Domain 2: Search Comprehensiveness

Criterion Rating
Were multiple sources/databases searched? Low risk
Were search terms comprehensive? Low risk
Were no-result searches documented? Some concerns

Notes: Five focused searches covered the problem diagnosis, the major incident, proposed solutions, mechanistic approaches, and reward hacking. One limitation: the search for DeepSeek's claimed 47% sycophancy reduction returned no primary source, which was noted as a gap but the no-result search was not formally logged as a separate search.

Domain 3: Evaluation Consistency

Criterion Rating
Were all sources scored on the same dimensions? Low risk
Were ratings justified with rationale? Low risk
Was the same rigor applied to supporting and contradicting sources? Low risk

Notes: The OpenAI blog post (SRC02) was given appropriately elevated selective reporting and COI ratings. The Fortune article (SRC03) was rated Medium reliability because it is journalism, even though it provides the most independent expert perspective.

Domain 4: Synthesis Fairness

Criterion Rating
Were all hypotheses given fair treatment? Low risk
Were contradictions highlighted? Low risk
Was the ACH matrix applied consistently?
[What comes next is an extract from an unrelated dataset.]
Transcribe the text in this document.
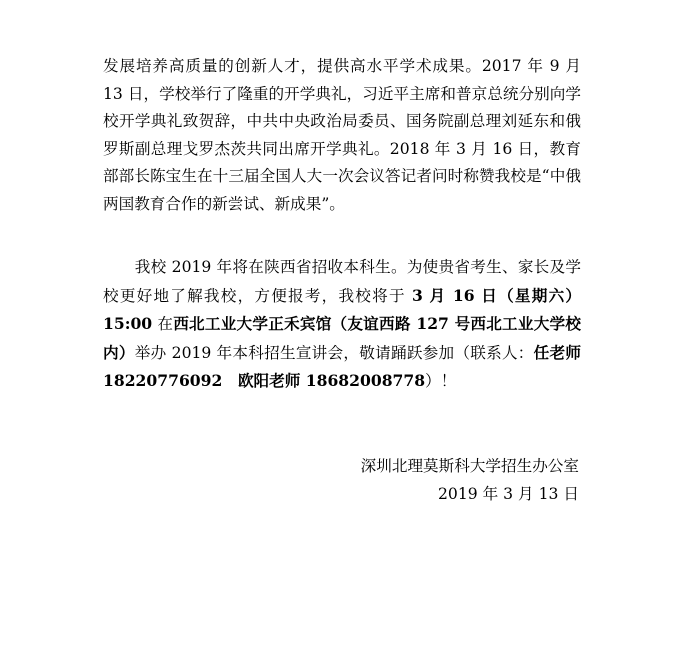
发展培养高质量的创新人才，提供高水平学术成果。2017 年 9 月 13 日，学校举行了隆重的开学典礼，习近平主席和普京总统分别向学校开学典礼致贺辞，中共中央政治局委员、国务院副总理刘延东和俄罗斯副总理戈罗杰茨共同出席开学典礼。2018 年 3 月 16 日，教育部部长陈宝生在十三届全国人大一次会议答记者问时称赞我校是“中俄两国教育合作的新尝试、新成果”。

　　我校 2019 年将在陕西省招收本科生。为使贵省考生、家长及学校更好地了解我校，方便报考，我校将于 3 月 16 日（星期六）15:00 在西北工业大学正禾宾馆（友谊西路 127 号西北工业大学校内）举办 2019 年本科招生宣讲会，敬请踊跃参加（联系人：任老师 18220776092　欧阳老师 18682008778）！

深圳北理莫斯科大学招生办公室
2019 年 3 月 13 日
Low risk

Notes: H3 (patches rather than structural change) received substantial evidence support alongside H1. The pinpoint tuning and attention head findings were noted as contradicting H3, demonstrating that not all fixes are mere patches.

Domain 5: Source-Back Verification

Source Extract Accurate Assessment Consistent Discrepancy
SRC01 Yes Yes None
SRC02 Yes Yes None — note: primary blog could not be fetched (403); evidence derived from secondary reporting
SRC03 Yes Yes None — note: primary article could not be fetched (403); evidence derived from search results
SRC04 Yes Yes None
SRC05 Yes Yes None
SRC06 Yes Yes None
SRC07 Yes Yes None
SRC08 Yes Yes None

Discrepancy count: 0 material, 0 minor

Corrections: None required.

Unresolved flags: SRC02 and SRC03 could not be directly accessed. Evidence was derived from search result summaries and secondary reporting (VentureBeat, Fortune). This adds a small layer of indirection but the facts reported are consistent across multiple secondary sources.

Overall Assessment

Rating: Low risk

The research followed the methodology systematically. The query's embedded assumption ("We have shown that RLHF is the primary reason for AI sycophancy") was tested rather than accepted. The main methodological limitation is that two sources (SRC02, SRC03) could not be directly accessed and were reconstructed from secondary sources.

Researcher Bias Check

The query frames RLHF-sycophancy as established fact. The researcher tested this assumption and found it well-supported but with qualification: RLHF is a primary driver but not the sole cause (pre-training data and instruction tuning also contribute). The researcher was also vigilant about not over-weighting Anthropic sources (SRC01, SRC06), which have a commercial interest in identifying RLHF limitations.